Homeland Security Secretary Janet Napolitano is in deep denial. Her recent statements that “the border is safer than ever” have astonished residents of the Texas Rio Grande Valley, where incidents of confrontations with increasingly brazen Mexican drug gangs have terrified local citizens. Is there anyone out there who believes our southern border is “safer than ever?” Please, let us hear from you.

Farmers and ranchers in the valley have been unwillingly pushed into this undeclared war, which has at least as much to do with U.S. interests as the military action in Libya. Farmers who grow crops near the river have looked into the business end of military weapons and have been ordered off their own property, as detailed in this story www.txfb.org/TxAgTalks/post/2011/03/28/Criminals-suing-landowners-Yep-ite28099s-happening.aspx.

Some of the crops grown in the valley, like sugar cane, make excellent hiding places for things criminals don’t want others to see.
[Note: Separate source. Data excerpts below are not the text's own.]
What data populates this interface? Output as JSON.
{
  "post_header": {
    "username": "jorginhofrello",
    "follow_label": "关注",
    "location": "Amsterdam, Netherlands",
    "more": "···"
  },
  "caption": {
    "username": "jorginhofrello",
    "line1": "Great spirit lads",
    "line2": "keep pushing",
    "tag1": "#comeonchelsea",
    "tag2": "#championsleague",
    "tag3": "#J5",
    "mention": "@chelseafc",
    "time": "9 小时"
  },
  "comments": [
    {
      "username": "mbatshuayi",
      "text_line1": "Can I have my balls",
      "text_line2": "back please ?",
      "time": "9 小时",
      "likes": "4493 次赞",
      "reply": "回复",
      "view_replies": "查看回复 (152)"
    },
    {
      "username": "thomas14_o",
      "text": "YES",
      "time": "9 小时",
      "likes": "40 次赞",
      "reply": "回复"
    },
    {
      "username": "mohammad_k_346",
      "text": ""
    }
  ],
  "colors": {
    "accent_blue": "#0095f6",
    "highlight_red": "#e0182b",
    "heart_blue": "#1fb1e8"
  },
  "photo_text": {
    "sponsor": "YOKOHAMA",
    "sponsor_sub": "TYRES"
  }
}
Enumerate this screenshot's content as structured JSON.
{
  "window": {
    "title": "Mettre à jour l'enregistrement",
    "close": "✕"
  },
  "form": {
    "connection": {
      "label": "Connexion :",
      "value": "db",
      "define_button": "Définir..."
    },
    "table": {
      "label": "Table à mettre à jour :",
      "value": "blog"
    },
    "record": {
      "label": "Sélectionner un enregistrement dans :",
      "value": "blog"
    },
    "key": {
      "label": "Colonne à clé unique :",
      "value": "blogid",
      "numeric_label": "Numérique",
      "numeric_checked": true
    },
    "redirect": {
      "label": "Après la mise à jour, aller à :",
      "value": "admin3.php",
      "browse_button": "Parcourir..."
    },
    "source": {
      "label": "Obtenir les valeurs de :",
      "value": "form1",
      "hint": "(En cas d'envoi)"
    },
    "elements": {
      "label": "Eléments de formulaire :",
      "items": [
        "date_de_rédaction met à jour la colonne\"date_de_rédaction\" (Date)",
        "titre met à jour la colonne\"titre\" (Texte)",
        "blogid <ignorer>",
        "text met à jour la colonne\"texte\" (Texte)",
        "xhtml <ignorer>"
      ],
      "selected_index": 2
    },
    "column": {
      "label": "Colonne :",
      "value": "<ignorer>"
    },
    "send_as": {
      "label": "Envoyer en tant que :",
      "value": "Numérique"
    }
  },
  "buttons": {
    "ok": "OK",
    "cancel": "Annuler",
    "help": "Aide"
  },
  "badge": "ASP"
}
Farmers have been ordered to leave their land by the gangs until their “business” was completed.

Of course, the flood of illegal aliens continues, perhaps stemmed somewhat by increased numbers of agents on the border, but still at unacceptable levels. The agents are working hard and doing their job, but they are outnumbered and in the case of the drug dealers, sometimes outgunned.

All this makes one wonder, “What else and who else, is sneaking across the Rio Grande?” According to state Sen. Tommy Williams, approximately 287+ “special interest aliens” have been apprehended along the Texas-Mexico border in the past year.

“Special interest aliens” are those coming from countries known to harbor terrorists groups such as Afghanistan, Pakistan and other countries known to harbor Islamic extremists. Williams chairs the Transportation and Homeland Security Committee of the Texas Senate. He charges that the state of Texas is spending “billions” to compensate for the federal government’s failure to secure the Southern border.

In a perfect world, our two political parties could reach a compromise on a sane immigration policy that includes a guest worker program for the labor we need, while controlling illegal entry and drug related violence.

I’m not holding my breath on that one. However, when Texas farmers and ranchers can’t enter their fields out of fear for their lives, a line has been crossed. Pretending “the border is safer than ever” ignores the obvious.